Manque de formation et emploi
Les conditions d'accès à la formation et à l'emploi constituent également un des enjeux majeurs pour la jeunesse. Or, les jeunes des territoires ruraux sont, dans l'ensemble, moins bien lotis que les urbains. Certes, « le chômage des jeunes est en moyenne plus faible dans les territoires ruraux que dans les territoires urbains », mais « le taux de jeunes ni en études ni en emploi est particulièrement élevé en zone rurale » (24,4 % contre 20,8 % chez les urbains). Les jeunes ruraux sont par ailleurs moins diplômés que les autres : le taux de jeunes titulaires d'un diplôme universitaire de 2e ou 3e cycle est deux fois plus faible en zones rurales « très peu denses » (7,3 % des 18-29 ans, contre 15,4 % en ville). Par ailleurs, après la 3e, la moitié d'entre eux s'orientent en voie professionnelle (41 % chez les urbains), particulièrement dans l'enseignement agricole. Il ne s'agirait pas d'un problème si tous ces élèves entraient dans les voies professionnelles par choix, mais les jeunes interrogés par le Cese déplorent une sorte de déterminisme dans leur orientation scolaire et professionnelle, du fait de l'offre de formation limitée.

Perte de confiance
Mobilité, logement, services, éducation, emploi... Autant d'enjeux qui concernent directement la jeunesse rurale et qui, pourtant, ne font pas l'objet d'une politique adaptée à cette population spécifique, note le Cese. Par exemple, les actions en faveur de la jeunesse mises en oeuvre par les élus locaux se cantonnent bien souvent à la cible « petite enfance », remarque le Cese. Pire, « le pourcentage de communes où la jeunesse est inscrite comme une priorité politique est beaucoup plus élevé en milieu urbain (9/10) qu'en milieu rural (un peu plus d'un quart) ». Oubliés par leurs représentants, les jeunes perdent confiance dans leurs institutions représentatives. « La confiance dans le Parlement », restée presque identique chez les jeunes urbains (47 % en 1990 contre 46 % en 2008), s'est effondrée chez les jeunes ruraux, passant de 64 % en 1990 à 38 % en 2008. Même constat à l'égard des institutions européennes : le taux de confiance est passé de 77 à 57 % chez les jeunes urbains ; il a dégringolé de 76 à 50 % chez les ruraux.

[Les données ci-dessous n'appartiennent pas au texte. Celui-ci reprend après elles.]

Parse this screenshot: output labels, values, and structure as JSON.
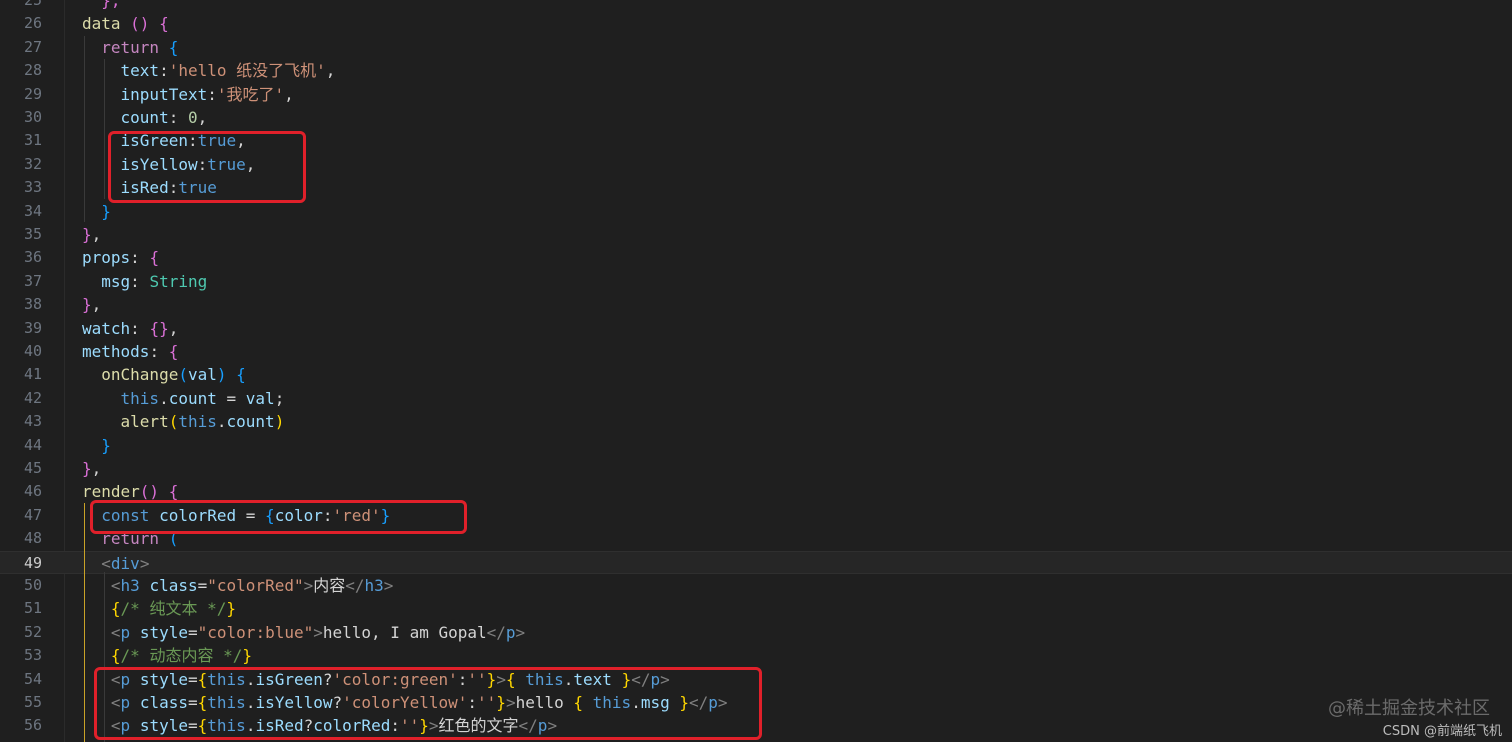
{
  "colors": {
    "background": "#1f1f1f",
    "plain": "#d4d4d4",
    "keyword": "#c586c0",
    "variable": "#9cdcfe",
    "function": "#dcdcaa",
    "string": "#ce9178",
    "boolean": "#569cd6",
    "number": "#b5cea8",
    "type": "#4ec9b0",
    "bracket1": "#ffd700",
    "bracket2": "#da70d6",
    "bracket3": "#179fff",
    "tag": "#569cd6",
    "tagAngle": "#808080",
    "attr": "#9cdcfe",
    "comment": "#6a9955",
    "highlight_box": "#e0202a"
  },
  "lines": [
    {
      "n": "25",
      "t": [
        [
          "  ",
          "plain"
        ],
        [
          "},",
          "bracket2"
        ]
      ]
    },
    {
      "n": "26",
      "t": [
        [
          "data",
          "function"
        ],
        [
          " ",
          "plain"
        ],
        [
          "()",
          "bracket2"
        ],
        [
          " ",
          "plain"
        ],
        [
          "{",
          "bracket2"
        ]
      ]
    },
    {
      "n": "27",
      "t": [
        [
          "  ",
          "plain"
        ],
        [
          "return",
          "keyword"
        ],
        [
          " ",
          "plain"
        ],
        [
          "{",
          "bracket3"
        ]
      ]
    },
    {
      "n": "28",
      "t": [
        [
          "    ",
          "plain"
        ],
        [
          "text",
          "variable"
        ],
        [
          ":",
          "plain"
        ],
        [
          "'hello 纸没了飞机'",
          "string"
        ],
        [
          ",",
          "plain"
        ]
      ]
    },
    {
      "n": "29",
      "t": [
        [
          "    ",
          "plain"
        ],
        [
          "inputText",
          "variable"
        ],
        [
          ":",
          "plain"
        ],
        [
          "'我吃了'",
          "string"
        ],
        [
          ",",
          "plain"
        ]
      ]
    },
    {
      "n": "30",
      "t": [
        [
          "    ",
          "plain"
        ],
        [
          "count",
          "variable"
        ],
        [
          ": ",
          "plain"
        ],
        [
          "0",
          "number"
        ],
        [
          ",",
          "plain"
        ]
      ]
    },
    {
      "n": "31",
      "t": [
        [
          "    ",
          "plain"
        ],
        [
          "isGreen",
          "variable"
        ],
        [
          ":",
          "plain"
        ],
        [
          "true",
          "boolean"
        ],
        [
          ",",
          "plain"
        ]
      ]
    },
    {
      "n": "32",
      "t": [
        [
          "    ",
          "plain"
        ],
        [
          "isYellow",
          "variable"
        ],
        [
          ":",
          "plain"
        ],
        [
          "true",
          "boolean"
        ],
        [
          ",",
          "plain"
        ]
      ]
    },
    {
      "n": "33",
      "t": [
        [
          "    ",
          "plain"
        ],
        [
          "isRed",
          "variable"
        ],
        [
          ":",
          "plain"
        ],
        [
          "true",
          "boolean"
        ]
      ]
    },
    {
      "n": "34",
      "t": [
        [
          "  ",
          "plain"
        ],
        [
          "}",
          "bracket3"
        ]
      ]
    },
    {
      "n": "35",
      "t": [
        [
          "}",
          "bracket2"
        ],
        [
          ",",
          "plain"
        ]
      ]
    },
    {
      "n": "36",
      "t": [
        [
          "props",
          "variable"
        ],
        [
          ": ",
          "plain"
        ],
        [
          "{",
          "bracket2"
        ]
      ]
    },
    {
      "n": "37",
      "t": [
        [
          "  ",
          "plain"
        ],
        [
          "msg",
          "variable"
        ],
        [
          ": ",
          "plain"
        ],
        [
          "String",
          "type"
        ]
      ]
    },
    {
      "n": "38",
      "t": [
        [
          "}",
          "bracket2"
        ],
        [
          ",",
          "plain"
        ]
      ]
    },
    {
      "n": "39",
      "t": [
        [
          "watch",
          "variable"
        ],
        [
          ": ",
          "plain"
        ],
        [
          "{}",
          "bracket2"
        ],
        [
          ",",
          "plain"
        ]
      ]
    },
    {
      "n": "40",
      "t": [
        [
          "methods",
          "variable"
        ],
        [
          ": ",
          "plain"
        ],
        [
          "{",
          "bracket2"
        ]
      ]
    },
    {
      "n": "41",
      "t": [
        [
          "  ",
          "plain"
        ],
        [
          "onChange",
          "function"
        ],
        [
          "(",
          "bracket3"
        ],
        [
          "val",
          "variable"
        ],
        [
          ")",
          "bracket3"
        ],
        [
          " ",
          "plain"
        ],
        [
          "{",
          "bracket3"
        ]
      ]
    },
    {
      "n": "42",
      "t": [
        [
          "    ",
          "plain"
        ],
        [
          "this",
          "boolean"
        ],
        [
          ".",
          "plain"
        ],
        [
          "count",
          "variable"
        ],
        [
          " = ",
          "plain"
        ],
        [
          "val",
          "variable"
        ],
        [
          ";",
          "plain"
        ]
      ]
    },
    {
      "n": "43",
      "t": [
        [
          "    ",
          "plain"
        ],
        [
          "alert",
          "function"
        ],
        [
          "(",
          "bracket1"
        ],
        [
          "this",
          "boolean"
        ],
        [
          ".",
          "plain"
        ],
        [
          "count",
          "variable"
        ],
        [
          ")",
          "bracket1"
        ]
      ]
    },
    {
      "n": "44",
      "t": [
        [
          "  ",
          "plain"
        ],
        [
          "}",
          "bracket3"
        ]
      ]
    },
    {
      "n": "45",
      "t": [
        [
          "}",
          "bracket2"
        ],
        [
          ",",
          "plain"
        ]
      ]
    },
    {
      "n": "46",
      "t": [
        [
          "render",
          "function"
        ],
        [
          "()",
          "bracket2"
        ],
        [
          " ",
          "plain"
        ],
        [
          "{",
          "bracket2"
        ]
      ]
    },
    {
      "n": "47",
      "t": [
        [
          "  ",
          "plain"
        ],
        [
          "const",
          "boolean"
        ],
        [
          " ",
          "plain"
        ],
        [
          "colorRed",
          "variable"
        ],
        [
          " = ",
          "plain"
        ],
        [
          "{",
          "bracket3"
        ],
        [
          "color",
          "variable"
        ],
        [
          ":",
          "plain"
        ],
        [
          "'red'",
          "string"
        ],
        [
          "}",
          "bracket3"
        ]
      ]
    },
    {
      "n": "48",
      "t": [
        [
          "  ",
          "plain"
        ],
        [
          "return",
          "keyword"
        ],
        [
          " ",
          "plain"
        ],
        [
          "(",
          "bracket3"
        ]
      ]
    },
    {
      "n": "49",
      "t": [
        [
          "  ",
          "plain"
        ],
        [
          "<",
          "tagAngle"
        ],
        [
          "div",
          "tag"
        ],
        [
          ">",
          "tagAngle"
        ]
      ],
      "active": true
    },
    {
      "n": "50",
      "t": [
        [
          "   ",
          "plain"
        ],
        [
          "<",
          "tagAngle"
        ],
        [
          "h3",
          "tag"
        ],
        [
          " ",
          "plain"
        ],
        [
          "class",
          "attr"
        ],
        [
          "=",
          "plain"
        ],
        [
          "\"colorRed\"",
          "string"
        ],
        [
          ">",
          "tagAngle"
        ],
        [
          "内容",
          "plain"
        ],
        [
          "</",
          "tagAngle"
        ],
        [
          "h3",
          "tag"
        ],
        [
          ">",
          "tagAngle"
        ]
      ]
    },
    {
      "n": "51",
      "t": [
        [
          "   ",
          "plain"
        ],
        [
          "{",
          "bracket1"
        ],
        [
          "/* 纯文本 */",
          "comment"
        ],
        [
          "}",
          "bracket1"
        ]
      ]
    },
    {
      "n": "52",
      "t": [
        [
          "   ",
          "plain"
        ],
        [
          "<",
          "tagAngle"
        ],
        [
          "p",
          "tag"
        ],
        [
          " ",
          "plain"
        ],
        [
          "style",
          "attr"
        ],
        [
          "=",
          "plain"
        ],
        [
          "\"color:blue\"",
          "string"
        ],
        [
          ">",
          "tagAngle"
        ],
        [
          "hello, I am Gopal",
          "plain"
        ],
        [
          "</",
          "tagAngle"
        ],
        [
          "p",
          "tag"
        ],
        [
          ">",
          "tagAngle"
        ]
      ]
    },
    {
      "n": "53",
      "t": [
        [
          "   ",
          "plain"
        ],
        [
          "{",
          "bracket1"
        ],
        [
          "/* 动态内容 */",
          "comment"
        ],
        [
          "}",
          "bracket1"
        ]
      ]
    },
    {
      "n": "54",
      "t": [
        [
          "   ",
          "plain"
        ],
        [
          "<",
          "tagAngle"
        ],
        [
          "p",
          "tag"
        ],
        [
          " ",
          "plain"
        ],
        [
          "style",
          "attr"
        ],
        [
          "=",
          "plain"
        ],
        [
          "{",
          "bracket1"
        ],
        [
          "this",
          "boolean"
        ],
        [
          ".",
          "plain"
        ],
        [
          "isGreen",
          "variable"
        ],
        [
          "?",
          "plain"
        ],
        [
          "'color:green'",
          "string"
        ],
        [
          ":",
          "plain"
        ],
        [
          "''",
          "string"
        ],
        [
          "}",
          "bracket1"
        ],
        [
          ">",
          "tagAngle"
        ],
        [
          "{",
          "bracket1"
        ],
        [
          " ",
          "plain"
        ],
        [
          "this",
          "boolean"
        ],
        [
          ".",
          "plain"
        ],
        [
          "text",
          "variable"
        ],
        [
          " ",
          "plain"
        ],
        [
          "}",
          "bracket1"
        ],
        [
          "</",
          "tagAngle"
        ],
        [
          "p",
          "tag"
        ],
        [
          ">",
          "tagAngle"
        ]
      ]
    },
    {
      "n": "55",
      "t": [
        [
          "   ",
          "plain"
        ],
        [
          "<",
          "tagAngle"
        ],
        [
          "p",
          "tag"
        ],
        [
          " ",
          "plain"
        ],
        [
          "class",
          "attr"
        ],
        [
          "=",
          "plain"
        ],
        [
          "{",
          "bracket1"
        ],
        [
          "this",
          "boolean"
        ],
        [
          ".",
          "plain"
        ],
        [
          "isYellow",
          "variable"
        ],
        [
          "?",
          "plain"
        ],
        [
          "'colorYellow'",
          "string"
        ],
        [
          ":",
          "plain"
        ],
        [
          "''",
          "string"
        ],
        [
          "}",
          "bracket1"
        ],
        [
          ">",
          "tagAngle"
        ],
        [
          "hello ",
          "plain"
        ],
        [
          "{",
          "bracket1"
        ],
        [
          " ",
          "plain"
        ],
        [
          "this",
          "boolean"
        ],
        [
          ".",
          "plain"
        ],
        [
          "msg",
          "variable"
        ],
        [
          " ",
          "plain"
        ],
        [
          "}",
          "bracket1"
        ],
        [
          "</",
          "tagAngle"
        ],
        [
          "p",
          "tag"
        ],
        [
          ">",
          "tagAngle"
        ]
      ]
    },
    {
      "n": "56",
      "t": [
        [
          "   ",
          "plain"
        ],
        [
          "<",
          "tagAngle"
        ],
        [
          "p",
          "tag"
        ],
        [
          " ",
          "plain"
        ],
        [
          "style",
          "attr"
        ],
        [
          "=",
          "plain"
        ],
        [
          "{",
          "bracket1"
        ],
        [
          "this",
          "boolean"
        ],
        [
          ".",
          "plain"
        ],
        [
          "isRed",
          "variable"
        ],
        [
          "?",
          "plain"
        ],
        [
          "colorRed",
          "variable"
        ],
        [
          ":",
          "plain"
        ],
        [
          "''",
          "string"
        ],
        [
          "}",
          "bracket1"
        ],
        [
          ">",
          "tagAngle"
        ],
        [
          "红色的文字",
          "plain"
        ],
        [
          "</",
          "tagAngle"
        ],
        [
          "p",
          "tag"
        ],
        [
          ">",
          "tagAngle"
        ]
      ]
    }
  ],
  "watermark": {
    "primary": "@稀土掘金技术社区",
    "secondary": "CSDN @前端纸飞机"
  }
}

Coordonner les actions politiques
Pour lutter contre cette défiance politique et le malaise exprimé par ces jeunes « oubliés de leurs élus », le Cese préconise d'abord de recentrer les actions politiques en faveur de la jeunesse. Notamment parce que « les compétences ayant une incidence majeure pour les jeunes ruraux sont souvent éclatées entre les niveaux de collectivités ». Pour ce faire, il suggère la mise en place d'une compétence « jeunesse » obligatoire à faire porter par les communautés de communes qui déclineraient des « Projets jeunesse de territoire ». Il propose également la création d'un « pacte jeunes ruraux » à rattacher aux contrats de ruralité mis en place par les Comités interministériels aux ruralités. Pour rappel, les contrats de ruralité permettent aux collectivités situées en zone rurale d'obtenir des financements publics (issus du Fonds de soutien à l'investissement local) pour mettre en oeuvre des projets de développement territorial.

Ouvrir les instances décisionnelles aux jeunes
Le Cese relève également la nécessité de faire participer les jeunes à la vie de leur territoire. Cela passe notamment par la création de Campus ruraux de projets, lieux réservés à la jeunesse, propices à la « création d'activités économiques, sociales, de projets citoyens, culturels, festifs et ludiques ».
Pour aller plus loin encore, il faudrait donner aux jeunes davantage accès aux processus de décision. Le Cese propose de faciliter leur accès au sein des instances politiques par des mécanismes incitatifs. Par exemple, « la mise en place d'une bonification de crédits [...] voire de dotations [...] pour les communes dont le conseil municipal compte une proportion significative de jeunes de moins de 30 ans ». Car une fois aux manettes, les jeunes pourront agir pour leurs pairs en faveur des problématiques qui les concernent directement.
Il reste du travail à faire, mais le terreau est bon, explique le Cese. Les jeunes des territoires ruraux n'aspirent pas à fuir leur région. « De nombreux témoignages de jeunes expriment un fort attachement à l'égard des espaces ruraux où ils vivent et un souhait de pouvoir "vivre et travailler au pays" ». La jeunesse est prête à faire vivre ses campagnes. Reste aux pouvoirs publics de leur en donner les moyens.

B.B.

* Chiffres 2014.
** Rapport de Danielle Even, présidente de la Chambre d'agriculture des Côtes d'Armor, et de Bertrand Coly, éducateur spécialisé et ancien secrétaire général du MRJC.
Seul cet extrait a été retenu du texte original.